「ソナエルproject」非常食をお供えする。防災と供養の新しい循環事例@長野県

 

ソナエルproject

「ソナエルproject」は、長野県茅野市にある曹洞宗寺院「検校庵」の副住職である藤田清隆氏が取り組む、防災と仏教の考え方を結び付けたプロジェクトです。仏事のお供えに非常食を用いる「ソナエルセット」を提案しており、供えた後に家庭で備蓄し、賞味期限が近づいた際に消費する仕組みとなっています。

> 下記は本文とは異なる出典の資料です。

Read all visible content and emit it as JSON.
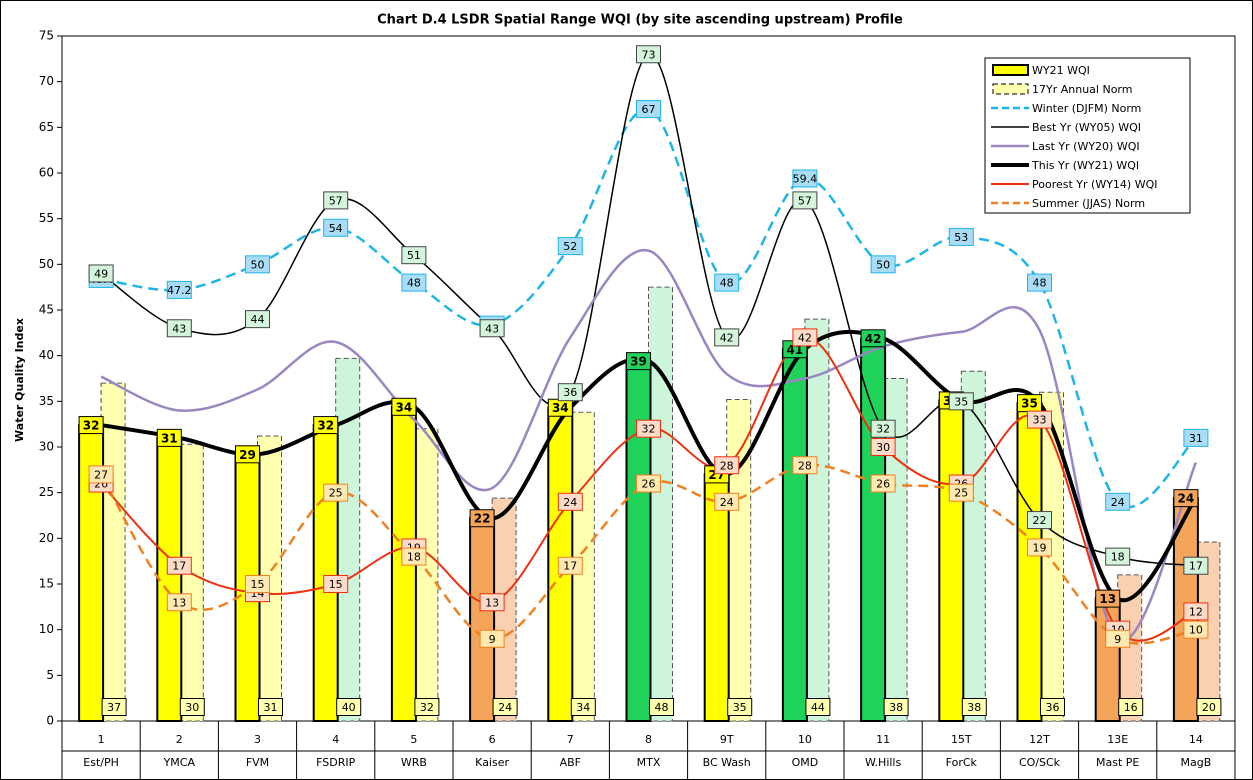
{
  "chart_data": {
    "type": "combo",
    "title": "Chart D.4 LSDR Spatial Range WQI (by site ascending upstream) Profile",
    "y_label": "Water Quality Index",
    "categories": [
      "1",
      "2",
      "3",
      "4",
      "5",
      "6",
      "7",
      "8",
      "9T",
      "10",
      "11",
      "15T",
      "12T",
      "13E",
      "14"
    ],
    "site_names": [
      "Est/PH",
      "YMCA",
      "FVM",
      "FSDRIP",
      "WRB",
      "Kaiser",
      "ABF",
      "MTX",
      "BC Wash",
      "OMD",
      "W.Hills",
      "ForCk",
      "CO/SCk",
      "Mast PE",
      "MagB"
    ],
    "ylim": [
      0,
      75
    ],
    "yticks": [
      0,
      5,
      10,
      15,
      20,
      25,
      30,
      35,
      40,
      45,
      50,
      55,
      60,
      65,
      70,
      75
    ],
    "grid": false,
    "legend": "top right",
    "series": [
      {
        "name": "WY21 WQI",
        "type": "bar",
        "color": "#ffff00",
        "colors": [
          "#ffff00",
          "#ffff00",
          "#ffff00",
          "#ffff00",
          "#ffff00",
          "#f5a55a",
          "#ffff00",
          "#1fd35a",
          "#ffff00",
          "#1fd35a",
          "#1fd35a",
          "#ffff00",
          "#ffff00",
          "#f5a55a",
          "#f5a55a"
        ],
        "values": [
          32.4,
          31,
          29.2,
          32.4,
          34.4,
          22.2,
          34.3,
          39.4,
          27,
          40.7,
          41.9,
          35.1,
          34.8,
          13.4,
          24.4
        ],
        "value_labels": [
          "32",
          "31",
          "29",
          "32",
          "34",
          "22",
          "34",
          "39",
          "27",
          "41",
          "42",
          "35",
          "35",
          "13",
          "24"
        ]
      },
      {
        "name": "17Yr Annual Norm",
        "type": "bar",
        "color": "#ffffb0",
        "colors": [
          "#ffffb0",
          "#ffffb0",
          "#ffffb0",
          "#ccf5d9",
          "#ffffb0",
          "#fad1b0",
          "#ffffb0",
          "#ccf5d9",
          "#ffffb0",
          "#ccf5d9",
          "#ccf5d9",
          "#ccf5d9",
          "#ffffb0",
          "#fad1b0",
          "#fad1b0"
        ],
        "values": [
          37.0,
          30.3,
          31.2,
          39.7,
          32.0,
          24.4,
          33.8,
          47.5,
          35.2,
          44.0,
          37.5,
          38.3,
          36.0,
          16.0,
          19.6
        ],
        "value_labels": [
          "37",
          "30",
          "31",
          "40",
          "32",
          "24",
          "34",
          "48",
          "35",
          "44",
          "38",
          "38",
          "36",
          "16",
          "20"
        ]
      },
      {
        "name": "Winter (DJFM) Norm",
        "type": "line",
        "color": "#1fb5e8",
        "dash": true,
        "label_fill": "#a8ddf5",
        "values": [
          48.4,
          47.2,
          50,
          54,
          48,
          43.4,
          52,
          67,
          48,
          59.4,
          50,
          53,
          48,
          24,
          31
        ]
      },
      {
        "name": "Best Yr (WY05) WQI",
        "type": "line",
        "color": "#000000",
        "width": 1.5,
        "label_fill": "#d4f5dc",
        "values": [
          49,
          43,
          44,
          57,
          51,
          43,
          36,
          73,
          42,
          57,
          32,
          35,
          22,
          18,
          17
        ]
      },
      {
        "name": "Last Yr (WY20) WQI",
        "type": "line",
        "color": "#9a86c0",
        "width": 2.5,
        "values": [
          37.7,
          34,
          36.3,
          41.5,
          33,
          25.5,
          42,
          51.5,
          38,
          37.5,
          41,
          42.6,
          42.8,
          9,
          28.3
        ]
      },
      {
        "name": "This Yr (WY21) WQI",
        "type": "line",
        "color": "#000000",
        "width": 4,
        "values": [
          32.4,
          31,
          29.2,
          32.4,
          34.4,
          22.2,
          34.3,
          39.4,
          27,
          40.7,
          41.9,
          35.1,
          34.8,
          13.4,
          24.4
        ]
      },
      {
        "name": "Poorest Yr (WY14) WQI",
        "type": "line",
        "color": "#ee3010",
        "width": 2,
        "label_fill": "#fcdcc8",
        "values": [
          26,
          17,
          14,
          15,
          19,
          13,
          24,
          32,
          28,
          42,
          30,
          26,
          33,
          10,
          12
        ]
      },
      {
        "name": "Summer (JJAS) Norm",
        "type": "line",
        "color": "#f08020",
        "width": 2.5,
        "dash": true,
        "label_fill": "#ffe9b0",
        "values": [
          27,
          13,
          15,
          25,
          18,
          9,
          17,
          26,
          24,
          28,
          26,
          25,
          19,
          9,
          10
        ]
      }
    ]
  }
}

本事例は、災害への備えを単なる防災行動として捉えるのではなく、供養や地域の支え合いと結び付けることで、日常生活の中で無理なく継続できる仕組みへと転換した点が特徴的です。防災を個人の責任に閉じず、人と人との関係性の中で育む社会的実践として位置付けています。

SeaGraphの視点では、本事例は防災啓発を宗教や生活習慣と接続した点がユニークである考えられます。特に、高齢化が進む地域や寺院ネットワークを持つ地域では応用可能性が高く、防災を地域コミュニティの再構築につなげる社会的効果も期待できると考えられます。

今後は、ソナエルセットの普及によって家庭の備蓄率向上にどの程度寄与するかという点に注目が集まるでしょう。また、寺院や地域団体との連携拡大を通じて、防災と福祉、地域コミュニティ形成を一体的に推進するモデルへ発展する可能性も期待されると考えられます。